We were met at the Cherskiy airport by Sergey Zimov, a remarkable scientist and director of the Northeast Science Station where our field course was based. The station consists of three houses that are occupied by the year-around staff of the Northeast Science Station (Sergey and Gallina Zimov, Sergey and Anna Davidov, and Nikita and Anastasiya Zimov), two laboratory buildings, a variety of boats and 4-wheel drive vehicles, and the barge which was the home base for the Polaris Project group. A tremendous benefit of living on the barge was that it was mobile – we covered hundreds of kilometers along the Kolyma River, sometimes during multi-day excursions, by towing the barge.

Because many of the PIs had not previously been to Russia, and only two had been to the Northeast Science Station, our expectations for the Year 1 field course were rather modest. We wanted to get everyone to and from Siberia safely, to survey the region around Cherskiy so that subsequent field courses could be planned in much greater detail, and perhaps to do some mini projects so that the first year students would have some hands-on experience doing arctic research.
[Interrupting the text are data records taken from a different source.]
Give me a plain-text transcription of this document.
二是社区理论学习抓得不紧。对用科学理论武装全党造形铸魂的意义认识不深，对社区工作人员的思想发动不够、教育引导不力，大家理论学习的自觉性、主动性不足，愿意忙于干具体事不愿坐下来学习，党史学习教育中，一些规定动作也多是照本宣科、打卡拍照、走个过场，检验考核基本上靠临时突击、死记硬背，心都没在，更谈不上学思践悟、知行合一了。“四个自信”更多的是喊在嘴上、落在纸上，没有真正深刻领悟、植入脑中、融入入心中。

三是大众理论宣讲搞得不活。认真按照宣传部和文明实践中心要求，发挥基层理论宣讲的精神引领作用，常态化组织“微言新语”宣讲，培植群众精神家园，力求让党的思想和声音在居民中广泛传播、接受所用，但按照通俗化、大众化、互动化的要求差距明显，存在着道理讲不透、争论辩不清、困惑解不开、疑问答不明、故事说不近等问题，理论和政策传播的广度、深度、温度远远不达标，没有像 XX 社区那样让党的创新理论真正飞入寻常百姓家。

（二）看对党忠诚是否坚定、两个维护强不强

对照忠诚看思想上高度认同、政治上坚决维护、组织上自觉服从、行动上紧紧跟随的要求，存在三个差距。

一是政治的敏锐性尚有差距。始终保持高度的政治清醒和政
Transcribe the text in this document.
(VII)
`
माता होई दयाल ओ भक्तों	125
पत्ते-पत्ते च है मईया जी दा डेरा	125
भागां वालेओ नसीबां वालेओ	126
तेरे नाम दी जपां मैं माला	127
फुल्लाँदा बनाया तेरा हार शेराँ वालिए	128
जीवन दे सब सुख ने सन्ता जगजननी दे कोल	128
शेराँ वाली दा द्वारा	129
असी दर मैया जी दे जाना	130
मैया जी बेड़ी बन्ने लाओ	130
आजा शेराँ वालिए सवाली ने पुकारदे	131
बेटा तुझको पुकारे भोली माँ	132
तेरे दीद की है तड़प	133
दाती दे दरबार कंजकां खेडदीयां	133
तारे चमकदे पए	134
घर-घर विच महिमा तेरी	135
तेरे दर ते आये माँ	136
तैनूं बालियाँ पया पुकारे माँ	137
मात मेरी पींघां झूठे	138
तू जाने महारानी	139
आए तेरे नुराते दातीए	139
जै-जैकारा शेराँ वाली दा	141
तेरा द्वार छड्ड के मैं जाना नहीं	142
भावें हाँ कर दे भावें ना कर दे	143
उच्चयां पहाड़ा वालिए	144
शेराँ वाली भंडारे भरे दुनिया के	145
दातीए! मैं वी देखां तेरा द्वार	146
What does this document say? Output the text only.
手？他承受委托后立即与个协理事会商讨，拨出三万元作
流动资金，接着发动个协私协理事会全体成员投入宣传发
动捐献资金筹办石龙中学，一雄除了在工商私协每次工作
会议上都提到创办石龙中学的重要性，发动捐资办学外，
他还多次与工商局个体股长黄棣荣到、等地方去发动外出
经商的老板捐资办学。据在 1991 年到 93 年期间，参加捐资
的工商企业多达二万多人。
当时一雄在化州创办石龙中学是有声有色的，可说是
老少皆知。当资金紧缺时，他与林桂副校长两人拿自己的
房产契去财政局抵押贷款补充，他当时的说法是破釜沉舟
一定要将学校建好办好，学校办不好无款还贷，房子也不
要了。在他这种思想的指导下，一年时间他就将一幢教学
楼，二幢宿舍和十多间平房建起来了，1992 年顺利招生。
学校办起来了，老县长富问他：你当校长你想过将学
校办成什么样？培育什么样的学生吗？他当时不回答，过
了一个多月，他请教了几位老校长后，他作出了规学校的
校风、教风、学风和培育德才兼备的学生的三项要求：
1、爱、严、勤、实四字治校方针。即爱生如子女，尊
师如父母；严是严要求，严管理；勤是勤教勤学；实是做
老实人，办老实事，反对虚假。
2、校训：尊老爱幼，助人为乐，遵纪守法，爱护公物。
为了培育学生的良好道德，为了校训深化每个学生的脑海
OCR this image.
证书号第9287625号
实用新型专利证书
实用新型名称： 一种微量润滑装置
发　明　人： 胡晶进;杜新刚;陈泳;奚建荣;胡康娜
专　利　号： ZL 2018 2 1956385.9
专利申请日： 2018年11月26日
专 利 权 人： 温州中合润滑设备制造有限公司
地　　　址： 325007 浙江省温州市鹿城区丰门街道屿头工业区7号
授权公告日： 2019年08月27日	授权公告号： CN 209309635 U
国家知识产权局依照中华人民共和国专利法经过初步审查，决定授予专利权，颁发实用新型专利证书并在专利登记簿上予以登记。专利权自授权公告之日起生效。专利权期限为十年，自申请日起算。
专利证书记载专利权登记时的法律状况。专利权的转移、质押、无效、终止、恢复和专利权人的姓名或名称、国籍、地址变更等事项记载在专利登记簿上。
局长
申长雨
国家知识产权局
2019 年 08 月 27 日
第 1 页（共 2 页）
In fact, the reality much exceeded these expectations. Not only did we experience a great variety of biomes and survey a remarkably large swath of the Kolma region, but we also were able to initiate several significant research projects. These initial efforts resulted in two student-led presentations at the December 2008 meeting of the American Geophysical Union in San Francisco. In addition to the field activities, a series of “barge lectures” were given by project PIs about their research interests. Though these lectures were impromptu, they were a big hit – in subsequent years, all PIs will give research presentations during the first week of the course.


After two weeks at the Northeast Science Station (in subsequent years will spend 3.5 weeks in Cherskiy), we bid farewell to the station staff and began our long travel home. We again had 2 nights in Yakutsk and then 3 nights in Moscow. In future years we will compress these travel days, though we hesitate to eliminate the extra days entirely because they provide valuable cushion in case flights are delayed or cancelled. In any case, we made it back to JFK airport as a group and then said our good-byes as we split to complete our travel to various points of origin.